DecomposeMe: Simplifying ConvNets for End-to-End Learning
This addresses efficiency issues for embedded vision systems, offering a novel method to reduce parameters while improving performance.
The paper tackles the problem of ConvNets being computationally demanding for embedded devices by proposing DecomposeMe, a technique using 1D convolutions to simplify networks, resulting in a 7.7% improvement in top-1 accuracy on Places2 with 92% fewer parameters compared to VGG-B.

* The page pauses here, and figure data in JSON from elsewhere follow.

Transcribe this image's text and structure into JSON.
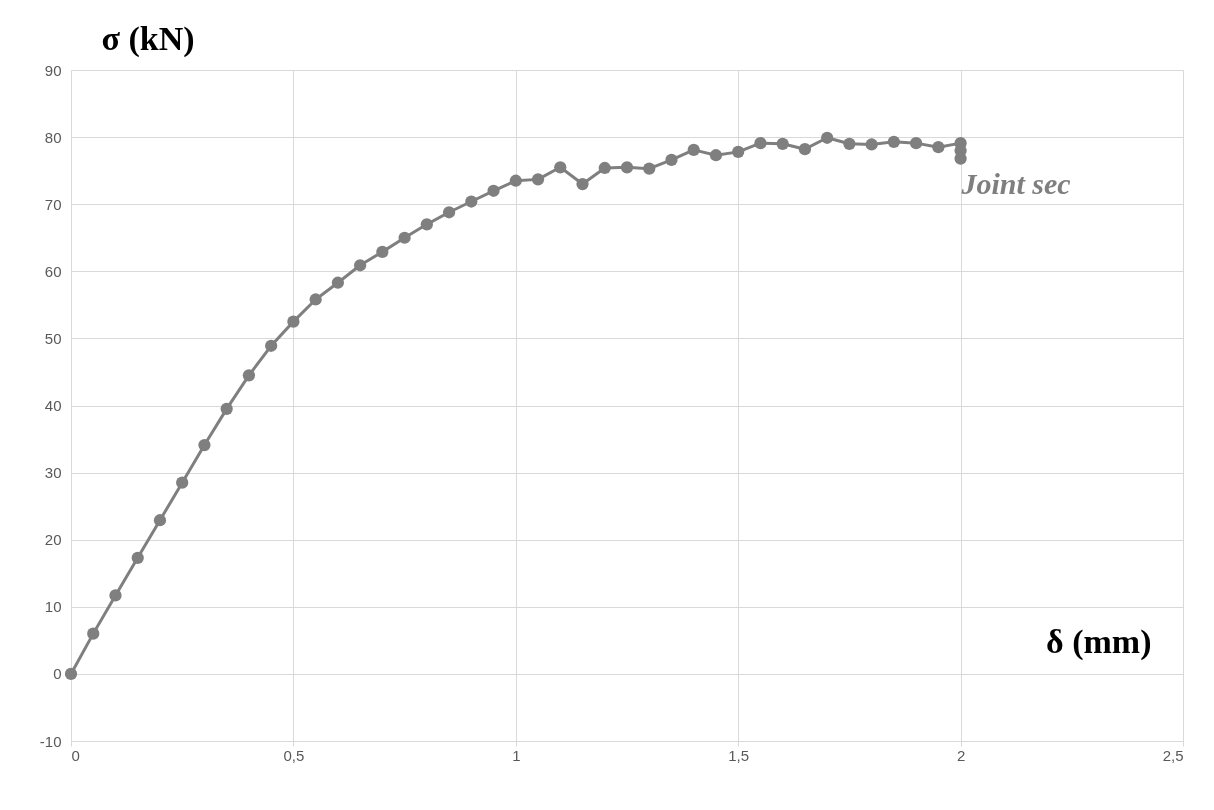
{
  "chart_data": {
    "type": "line",
    "xlabel": "δ (mm)",
    "ylabel": "σ (kN)",
    "x": [
      0,
      0.05,
      0.1,
      0.15,
      0.2,
      0.25,
      0.3,
      0.35,
      0.4,
      0.45,
      0.5,
      0.55,
      0.6,
      0.65,
      0.7,
      0.75,
      0.8,
      0.85,
      0.9,
      0.95,
      1,
      1.05,
      1.1,
      1.15,
      1.2,
      1.25,
      1.3,
      1.35,
      1.4,
      1.45,
      1.5,
      1.55,
      1.6,
      1.65,
      1.7,
      1.75,
      1.8,
      1.85,
      1.9,
      1.95,
      2,
      2,
      2
    ],
    "series": [
      {
        "color": "#7f7f7f",
        "values": [
          0,
          6,
          11.7,
          17.3,
          22.9,
          28.5,
          34.1,
          39.5,
          44.5,
          48.9,
          52.5,
          55.8,
          58.3,
          60.9,
          62.9,
          65,
          67,
          68.8,
          70.4,
          72,
          73.5,
          73.7,
          75.5,
          73,
          75.4,
          75.5,
          75.3,
          76.6,
          78.1,
          77.3,
          77.8,
          79.1,
          79,
          78.2,
          79.9,
          79,
          78.9,
          79.3,
          79.1,
          78.5,
          79.1,
          78,
          76.8
        ]
      }
    ],
    "xlim": [
      0,
      2.5
    ],
    "xticks": [
      0,
      {
        "value": 0.5,
        "label": "0,5"
      },
      1,
      {
        "value": 1.5,
        "label": "1,5"
      },
      2,
      {
        "value": 2.5,
        "label": "2,5"
      }
    ],
    "ylim": [
      -10,
      90
    ],
    "yticks": [
      -10,
      0,
      10,
      20,
      30,
      40,
      50,
      60,
      70,
      80,
      90
    ],
    "annotations": [
      "Joint sec"
    ],
    "grid": true,
    "marker": "circle",
    "line_style": "solid"
  }
}
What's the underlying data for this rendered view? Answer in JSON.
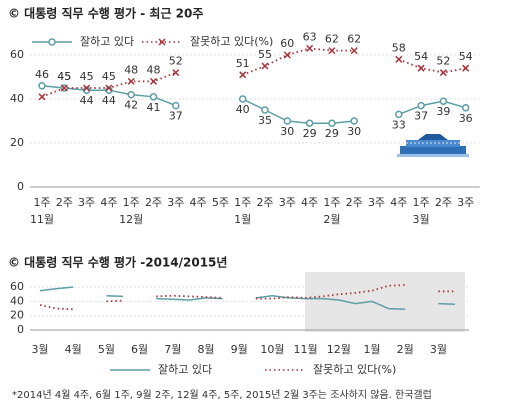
{
  "chart_data": [
    {
      "type": "line",
      "title": "© 대통령 직무 수행 평가 - 최근 20주",
      "categories": [
        "1주",
        "2주",
        "3주",
        "4주",
        "1주",
        "2주",
        "3주",
        "4주",
        "5주",
        "1주",
        "2주",
        "3주",
        "4주",
        "1주",
        "2주",
        "3주",
        "4주",
        "1주",
        "2주",
        "3주"
      ],
      "months": [
        "11월",
        null,
        null,
        null,
        "12월",
        null,
        null,
        null,
        null,
        "1월",
        null,
        null,
        null,
        "2월",
        null,
        null,
        null,
        "3월",
        null,
        null
      ],
      "series": [
        {
          "name": "잘하고 있다",
          "color": "#5b9ea6",
          "style": "solid",
          "values": [
            46,
            45,
            44,
            44,
            42,
            41,
            37,
            null,
            null,
            40,
            35,
            30,
            29,
            29,
            30,
            null,
            33,
            37,
            39,
            36
          ]
        },
        {
          "name": "잘못하고 있다(%)",
          "color": "#a8323a",
          "style": "dotted",
          "values": [
            41,
            45,
            45,
            45,
            48,
            48,
            52,
            null,
            null,
            51,
            55,
            60,
            63,
            62,
            62,
            null,
            58,
            54,
            52,
            54
          ],
          "value_labels": [
            null,
            "45",
            "45",
            "45",
            "48",
            "48",
            "52",
            null,
            null,
            "51",
            "55",
            "60",
            "63",
            "62",
            "62",
            null,
            "58",
            "54",
            "52",
            "54"
          ]
        }
      ],
      "markers": true,
      "data_labels": true,
      "ylim": [
        0,
        70
      ],
      "yticks": [
        0,
        20,
        40,
        60
      ],
      "grid": true
    },
    {
      "type": "line",
      "title": "© 대통령 직무 수행 평가 -2014/2015년",
      "categories": [
        "3월",
        null,
        "4월",
        null,
        "5월",
        null,
        "6월",
        null,
        "7월",
        null,
        "8월",
        null,
        "9월",
        null,
        "10월",
        null,
        "11월",
        null,
        "12월",
        null,
        "1월",
        null,
        "2월",
        null,
        "3월",
        null
      ],
      "series": [
        {
          "name": "잘하고 있다",
          "color": "#5b9ea6",
          "style": "solid",
          "values": [
            55,
            58,
            60,
            null,
            48,
            47,
            null,
            44,
            43,
            42,
            45,
            44,
            null,
            45,
            48,
            45,
            44,
            44,
            42,
            37,
            40,
            30,
            29,
            null,
            37,
            36
          ]
        },
        {
          "name": "잘못하고 있다(%)",
          "color": "#a8323a",
          "style": "dotted",
          "values": [
            35,
            30,
            29,
            null,
            40,
            41,
            null,
            47,
            48,
            47,
            46,
            45,
            null,
            44,
            44,
            46,
            45,
            47,
            50,
            52,
            55,
            62,
            63,
            null,
            54,
            54
          ]
        }
      ],
      "markers": false,
      "data_labels": false,
      "ylim": [
        0,
        70
      ],
      "yticks": [
        0,
        20,
        40,
        60
      ],
      "grid": true,
      "note": "*2014년 4월 4주, 6월 1주, 9월 2주, 12월 4주, 5주, 2015년 2월 3주는 조사하지 않음. 한국갤럽"
    }
  ]
}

Deep learning and convolutional neural networks (ConvNets) have been successfully applied to most relevant tasks in the computer vision community. However, these networks are computationally demanding and not suitable for embedded devices where memory and time consumption are relevant. In this paper, we propose DecomposeMe, a simple but effective technique to learn features using 1D convolutions. The proposed architecture enables both simplicity and filter sharing leading to increased learning capacity. A comprehensive set of large-scale experiments on ImageNet and Places2 demonstrates the ability of our method to improve performance while significantly reducing the number of parameters required. Notably, on Places2, we obtain an improvement in relative top-1 classification accuracy of 7.7\% with an architecture that requires 92% fewer parameters compared to VGG-B. The proposed network is also demonstrated to generalize to other tasks by converting existing networks.